“M. le Marquis is in the right?” Andre-Louis
let his arms fall helplessly. This man he loved
above all other living men was caught in the snare
of the world’s insanity. He was baring
his breast to the knife for the sake of a vague, distorted
sense of the honour due to himself. It was not
that he did not see the trap. It was that his
honour compelled him to disdain consideration of it.
To Andre-Louis in that moment he seemed a singularly
tragic figure. Noble, perhaps, but very pitiful.
THE HERITAGE
It was M. de Vilmorin’s desire that the matter
should be settled out of hand. In this he was
at once objective and subjective. A prey to
emotions sadly at conflict with his priestly vocation,
he was above all in haste to have done, so that he
might resume a frame of mind more proper to it.

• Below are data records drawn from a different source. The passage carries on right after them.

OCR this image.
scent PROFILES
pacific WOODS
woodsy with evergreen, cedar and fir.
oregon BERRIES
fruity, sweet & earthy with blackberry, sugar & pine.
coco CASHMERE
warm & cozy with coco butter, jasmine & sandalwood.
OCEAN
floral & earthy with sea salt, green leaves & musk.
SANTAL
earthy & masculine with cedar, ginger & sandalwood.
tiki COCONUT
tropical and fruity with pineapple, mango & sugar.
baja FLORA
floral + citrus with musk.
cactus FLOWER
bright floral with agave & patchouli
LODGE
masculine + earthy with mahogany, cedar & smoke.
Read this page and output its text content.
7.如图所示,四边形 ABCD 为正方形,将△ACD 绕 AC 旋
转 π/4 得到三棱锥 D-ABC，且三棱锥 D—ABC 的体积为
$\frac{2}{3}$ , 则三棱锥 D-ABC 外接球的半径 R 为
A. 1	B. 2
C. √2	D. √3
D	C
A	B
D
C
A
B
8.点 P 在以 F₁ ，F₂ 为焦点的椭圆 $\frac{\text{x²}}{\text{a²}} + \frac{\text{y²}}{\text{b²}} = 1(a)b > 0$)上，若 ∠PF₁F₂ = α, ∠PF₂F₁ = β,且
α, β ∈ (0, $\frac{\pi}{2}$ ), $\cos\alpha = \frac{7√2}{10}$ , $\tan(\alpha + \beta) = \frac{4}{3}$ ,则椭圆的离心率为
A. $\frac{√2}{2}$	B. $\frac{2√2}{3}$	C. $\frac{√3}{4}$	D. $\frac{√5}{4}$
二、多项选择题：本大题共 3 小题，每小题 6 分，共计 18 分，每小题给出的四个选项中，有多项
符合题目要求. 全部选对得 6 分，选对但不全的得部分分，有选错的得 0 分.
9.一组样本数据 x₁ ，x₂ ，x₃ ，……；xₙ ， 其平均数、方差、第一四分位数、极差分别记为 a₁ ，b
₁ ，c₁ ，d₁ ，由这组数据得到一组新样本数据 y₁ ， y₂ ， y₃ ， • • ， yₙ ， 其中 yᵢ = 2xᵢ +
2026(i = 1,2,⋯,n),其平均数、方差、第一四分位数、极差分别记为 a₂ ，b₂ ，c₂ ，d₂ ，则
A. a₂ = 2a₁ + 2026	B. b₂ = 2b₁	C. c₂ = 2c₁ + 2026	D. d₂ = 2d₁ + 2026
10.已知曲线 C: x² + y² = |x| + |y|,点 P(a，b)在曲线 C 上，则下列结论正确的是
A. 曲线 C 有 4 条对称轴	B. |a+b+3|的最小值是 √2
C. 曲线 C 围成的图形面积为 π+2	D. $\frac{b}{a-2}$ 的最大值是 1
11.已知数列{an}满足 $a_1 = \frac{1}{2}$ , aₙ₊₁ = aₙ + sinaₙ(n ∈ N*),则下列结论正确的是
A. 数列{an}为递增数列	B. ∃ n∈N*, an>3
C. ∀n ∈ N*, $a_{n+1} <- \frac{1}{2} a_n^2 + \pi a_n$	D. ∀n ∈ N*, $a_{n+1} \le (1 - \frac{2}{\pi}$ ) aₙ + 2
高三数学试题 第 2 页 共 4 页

Also he feared himself a little; by which I mean
that his honour feared his nature. The circumstances
of his education, and the goal that for some years
now he had kept in view, had robbed him of much of
that spirited brutality that is the birthright of
the male. He had grown timid and gentle as a
woman. Aware of it, he feared that once the heat
of his passion was spent he might betray a dishonouring
weakness, in the ordeal.
M. le Marquis, on his side, was no less eager for
an immediate settlement; and since they had M. de
Chabrillane to act for his cousin, and Andre-Louis
to serve as witness for M. de Vilmorin, there was
nothing to delay them.
And so, within a few minutes, all arrangements were
concluded, and you behold that sinisterly intentioned
little group of four assembled in the afternoon sunshine
on the bowling-green behind the inn. They were
entirely private, screened more or less from the windows
of the house by a ramage of trees, which, if leafless
now, was at least dense enough to provide an effective
lattice.
There were no formalities over measurements of blades
or selection of ground. M. le Marquis removed
his sword-belt and scabbard, but declined —
not considering it worth while for the sake of so negligible
an opponent — to divest himself either of his
shoes or his coat. Tall, lithe, and athletic,
he stood to face the no less tall, but very delicate
and frail, M. de Vilmorin. The latter also disdained
to make any of the usual preparations. Since
he recognized that it could avail him nothing to strip,
he came on guard fully dressed, two hectic spots above
the cheek-bones burning on his otherwise grey face.
M. de Chabrillane, leaning upon a cane — for
he had relinquished his sword to M. de Vilmorin —
looked on with quiet interest. Facing him on
the other side of the combatants stood Andre-Louis,
the palest of the four, staring from fevered eyes,
twisting and untwisting clammy hands.